A Tale of a Foreign Minister and a Would-Be Secretary of State
Gilbert N. Kahn is a professor of Political Science at Kean University.
Both the U.S. and Israel suffered a shake-up in their current and future international operations as a result of events last week, but the truth is Rice’s withdrawal as a potential U.S. Secretary of State in Obama’s second term as well as Lieberman’s resignation from the Israeli Cabinet really have more political implications than foreign policy ones. For Bibi it could present an immediate potential effect on his election campaign in the forthcoming elections, while for Obama it means he will not be able to have his close friend and advisor managing affairs at Foggy Bottom.
Susan Rice recognized the handwriting on the wall after her meeting with Republican Senators prior and during her congressional testimony concerning her public statements during the Benghazi tragedy. She concluded that the President would need to expend extraordinary political capital– and he still might not succeed—to get the Senate to confirm her nomination to be Secretary of State. Given the number of congressional confrontations he is and will be fighting in the weeks ahead, she read the political tea leaves and withdrew her name from consideration–or obeyed the political advice of the White House politicos.
Her decision was made a bit easier knowing that despite the likely political jockeying that will occur now in Massachusetts, John Kerry already had pressed his striped pants in preparation for the job at State which he actually already had wanted four years ago; plus his confirmation would be a cinch. Her withdrawal also suggests–despite the fact that many observers felt she was inappropriately roasted by some Republican Senators–that even after the fiscal cliff battle will be history, the Congress is still not of a mind blithely to advise and consent on presidential nominations as a matter of Senatorial courtesy.
In the Israeli Foreign Office the resignation of Avigdor Lieberman, after receiving the announcement that he was facing indictments for breach of trust and fraud, has legislative and political ramifications beyond the legal ones. Resigning from the Government was the easy, with the Knesset elections scheduled for January 22, but whether he will remain head of the his Party and hold the second position in the joint Likud-Yisraeli Beiteinu election list remains an open question. (For Netanyahu it could give him a basis to call for the removal of Lieberman from the joint list and thus lower the leverage of the Likud partner in the next Knesset.)
Lieberman has carried a lot of baggage into his political career, but many people had begun to calculate that if the joint list garnered the projected 40 (one-third) seats in the new, then Lieberman was positioning himself into position as Netanyahu’s heir apparent for this intense right-wing Knesset faction.

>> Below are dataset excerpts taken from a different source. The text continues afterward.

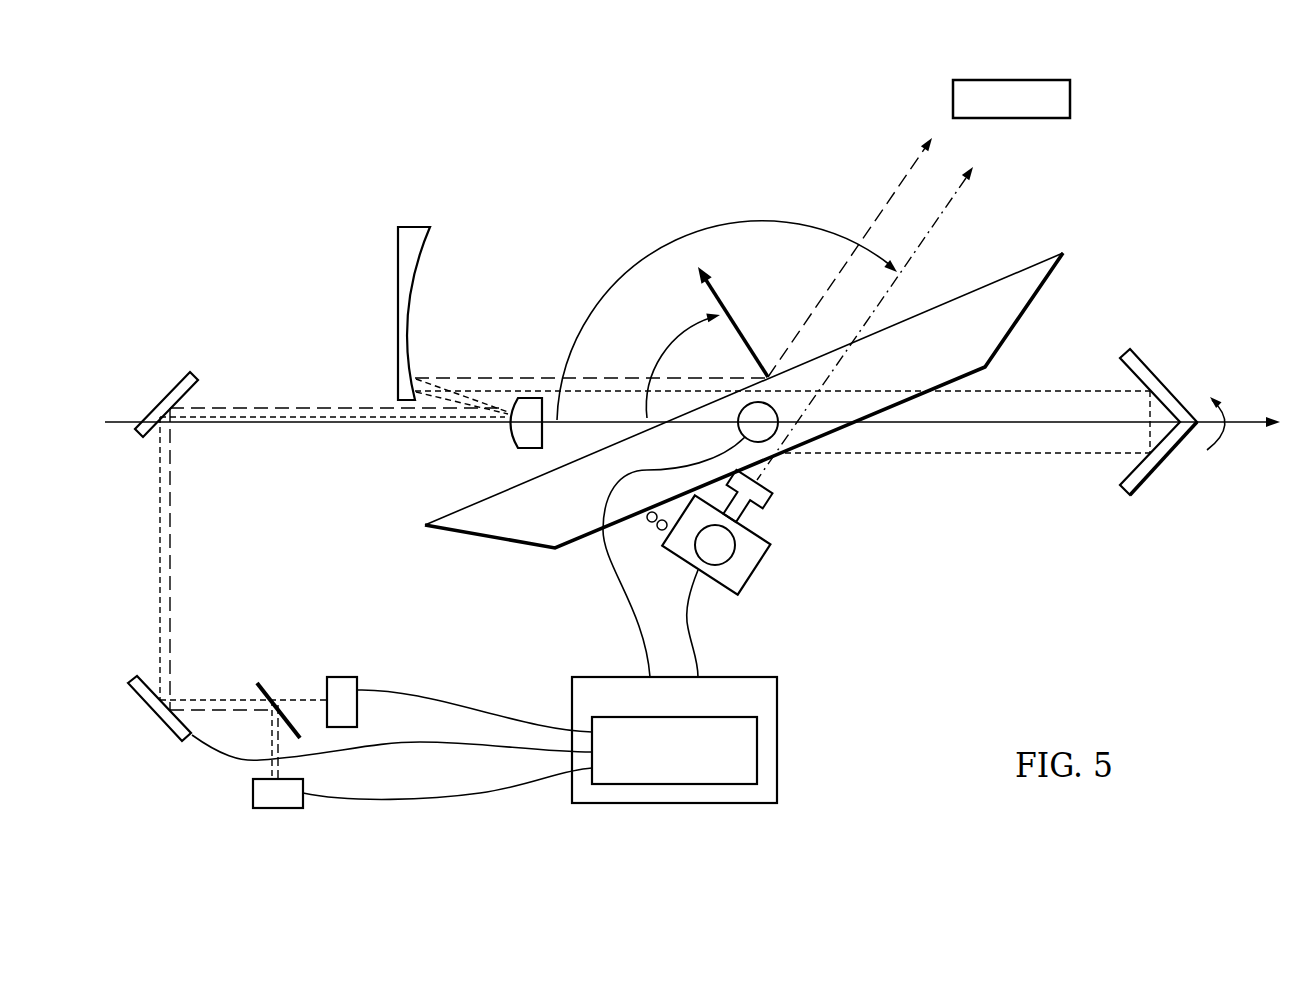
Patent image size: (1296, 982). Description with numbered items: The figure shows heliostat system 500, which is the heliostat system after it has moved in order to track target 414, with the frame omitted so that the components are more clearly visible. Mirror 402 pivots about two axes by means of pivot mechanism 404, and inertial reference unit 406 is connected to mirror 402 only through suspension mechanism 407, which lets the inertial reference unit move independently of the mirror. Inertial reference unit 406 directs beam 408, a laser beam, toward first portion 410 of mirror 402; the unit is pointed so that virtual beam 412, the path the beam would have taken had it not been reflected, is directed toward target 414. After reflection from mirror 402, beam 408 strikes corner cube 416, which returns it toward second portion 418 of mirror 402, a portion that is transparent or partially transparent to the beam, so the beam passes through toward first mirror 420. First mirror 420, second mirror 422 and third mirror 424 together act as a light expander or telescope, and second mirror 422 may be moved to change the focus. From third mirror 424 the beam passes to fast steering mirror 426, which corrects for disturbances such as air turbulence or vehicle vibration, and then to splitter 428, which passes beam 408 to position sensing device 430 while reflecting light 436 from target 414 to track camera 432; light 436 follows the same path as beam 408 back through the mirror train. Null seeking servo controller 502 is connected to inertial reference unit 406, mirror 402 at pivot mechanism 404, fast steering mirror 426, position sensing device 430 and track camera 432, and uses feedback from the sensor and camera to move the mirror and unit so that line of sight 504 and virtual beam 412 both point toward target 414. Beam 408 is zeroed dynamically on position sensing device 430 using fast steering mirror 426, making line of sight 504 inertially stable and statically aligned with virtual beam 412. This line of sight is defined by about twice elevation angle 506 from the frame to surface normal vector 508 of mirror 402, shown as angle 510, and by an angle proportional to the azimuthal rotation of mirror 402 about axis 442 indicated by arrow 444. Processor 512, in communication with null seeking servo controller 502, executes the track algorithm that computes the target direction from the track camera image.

The heliostat system 500 is at (268, 121).
The mirror 402 is at (976, 289).
The pivot mechanism 404 is at (738, 428).
The inertial reference unit 406 is at (758, 567).
The suspension mechanism 407 is at (650, 522).
The beam 408 is at (270, 421).
The first portion 410 is at (784, 461).
The virtual beam 412 is at (958, 190).
The target 414 is at (1071, 100).
The corner cube 416 is at (1145, 370).
The second portion 418 is at (922, 389).
The first mirror 420 is at (397, 313).
The second mirror 422 is at (508, 432).
The third mirror 424 is at (168, 398).
The fast steering mirror 426 is at (157, 715).
The splitter 428 is at (272, 684).
The position sensing device 430 is at (343, 677).
The track camera 432 is at (270, 809).
The light 436 is at (891, 197).
The axis 442 is at (1250, 420).
The arrow 444 is at (1207, 448).
The null seeking servo controller 502 is at (656, 763).
The line of sight 504 is at (926, 141).
The elevation angle 506 is at (668, 346).
The surface normal vector 508 is at (716, 294).
The angle 510 is at (659, 249).
The processor 512 is at (779, 740).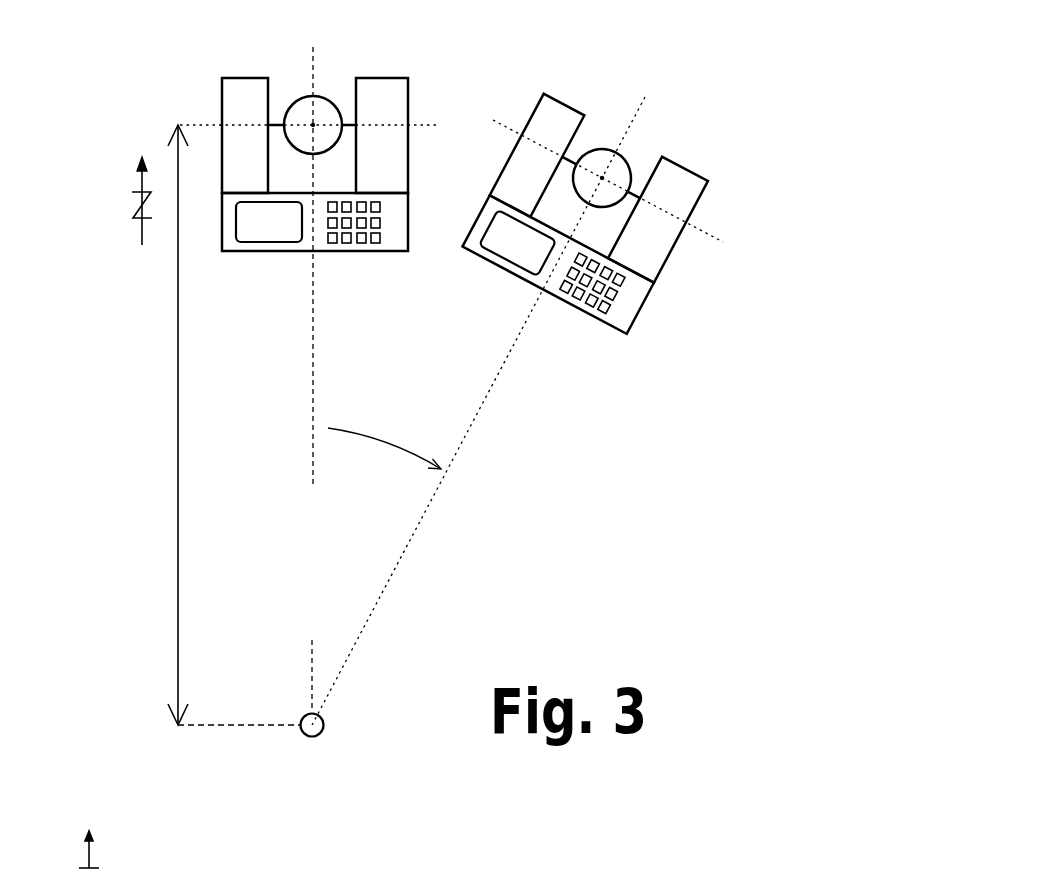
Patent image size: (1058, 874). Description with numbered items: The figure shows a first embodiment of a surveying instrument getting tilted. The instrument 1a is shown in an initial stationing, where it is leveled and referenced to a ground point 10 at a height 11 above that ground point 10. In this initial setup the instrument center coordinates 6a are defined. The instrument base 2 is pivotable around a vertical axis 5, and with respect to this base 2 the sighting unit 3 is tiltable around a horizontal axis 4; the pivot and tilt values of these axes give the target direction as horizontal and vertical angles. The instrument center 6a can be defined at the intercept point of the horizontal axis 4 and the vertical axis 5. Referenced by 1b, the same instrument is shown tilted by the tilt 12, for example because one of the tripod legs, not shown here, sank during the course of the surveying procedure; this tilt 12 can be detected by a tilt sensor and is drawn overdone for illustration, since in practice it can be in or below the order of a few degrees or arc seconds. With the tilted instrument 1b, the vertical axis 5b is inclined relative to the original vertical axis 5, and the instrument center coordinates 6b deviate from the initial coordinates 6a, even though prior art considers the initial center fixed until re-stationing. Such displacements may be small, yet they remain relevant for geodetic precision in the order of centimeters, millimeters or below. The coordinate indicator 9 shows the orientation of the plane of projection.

The instrument in initial stationing 1a is at (258, 172).
The tilted instrument 1b is at (615, 195).
The base 2 is at (321, 263).
The sighting unit 3 is at (362, 83).
The horizontal axis 4 is at (345, 90).
The vertical axis 5 is at (352, 379).
The vertical axis of tilted instrument 5b is at (478, 411).
The instrument center coordinates in initial stationing 6a is at (249, 77).
The instrument center coordinates of tilted instrument 6b is at (684, 145).
The coordinate indicator 9 is at (106, 232).
The ground point 10 is at (356, 702).
The height 11 is at (191, 425).
The tilt 12 is at (397, 418).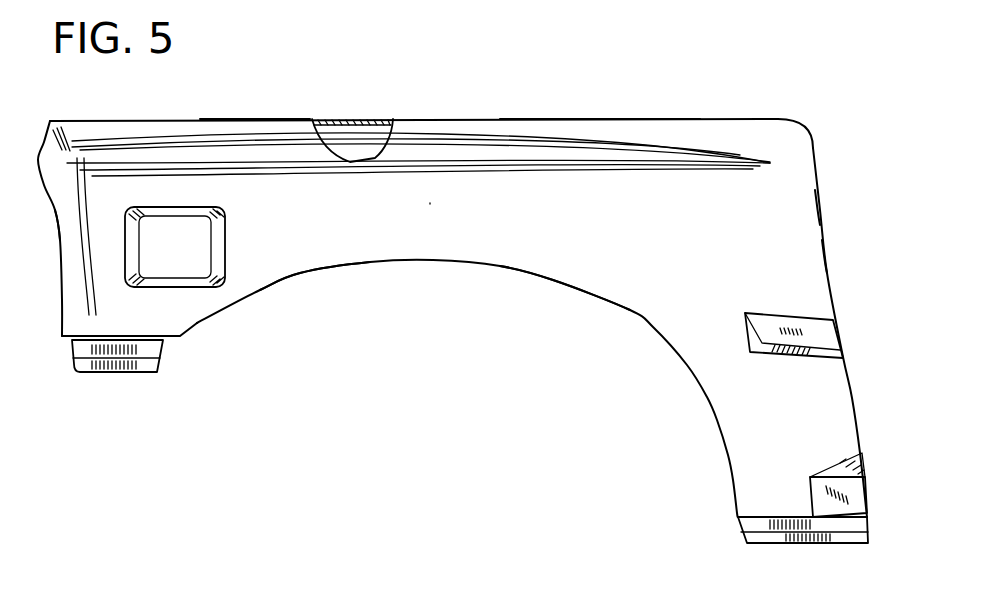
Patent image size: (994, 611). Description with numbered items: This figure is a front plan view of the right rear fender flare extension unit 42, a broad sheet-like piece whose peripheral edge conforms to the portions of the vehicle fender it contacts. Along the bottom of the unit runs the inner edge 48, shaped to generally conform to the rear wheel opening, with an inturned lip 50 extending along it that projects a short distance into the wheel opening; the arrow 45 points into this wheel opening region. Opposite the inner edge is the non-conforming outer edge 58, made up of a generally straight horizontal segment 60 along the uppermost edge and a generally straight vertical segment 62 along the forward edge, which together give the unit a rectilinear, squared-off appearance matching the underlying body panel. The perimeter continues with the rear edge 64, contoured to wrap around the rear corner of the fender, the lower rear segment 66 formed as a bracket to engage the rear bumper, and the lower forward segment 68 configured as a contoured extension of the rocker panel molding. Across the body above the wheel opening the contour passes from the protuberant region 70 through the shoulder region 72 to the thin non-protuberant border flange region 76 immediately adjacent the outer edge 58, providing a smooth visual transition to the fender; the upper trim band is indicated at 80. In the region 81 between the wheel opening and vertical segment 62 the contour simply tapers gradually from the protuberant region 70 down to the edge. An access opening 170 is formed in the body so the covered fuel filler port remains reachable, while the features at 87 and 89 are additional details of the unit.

The right rear fender flare extension unit 42 is at (675, 245).
The wheel well opening 45 is at (476, 307).
The inner edge 48 is at (315, 274).
The inturned lip 50 is at (553, 281).
The outer edge 58 is at (557, 118).
The horizontal segment 60 is at (632, 118).
The vertical segment 62 is at (828, 272).
The rear edge 64 is at (60, 223).
The lower rear segment 66 is at (117, 376).
The lower forward segment 68 is at (813, 546).
The protuberant region 70 is at (430, 203).
The shoulder region 72 is at (433, 167).
The non-protuberant border flange region 76 is at (433, 140).
The top trim 80 is at (261, 106).
The region between wheel opening and vertical edge 81 is at (724, 396).
The side marker lamp 87 is at (838, 342).
The mounting bump 89 is at (353, 135).
The access opening 170 is at (167, 281).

This legal trouble, even as has been speculated Lieberman might be able to obtain a plea bargain before the election, may well tarnish his and his supporters’ future aspirations.
There is one other curious aspect to Lieberman’s actions. His acceptance of the prosecutors’ charges was done without any public, demonstrative protest or attack. Either Lieberman is trying to show he has discarded his brashness and bullying personality in preparation for a loftier political career; or he and his Russian cohorts are planning a more direct confrontation on the Israel political system, should he not be granted a prompt exit from this legal annoyance.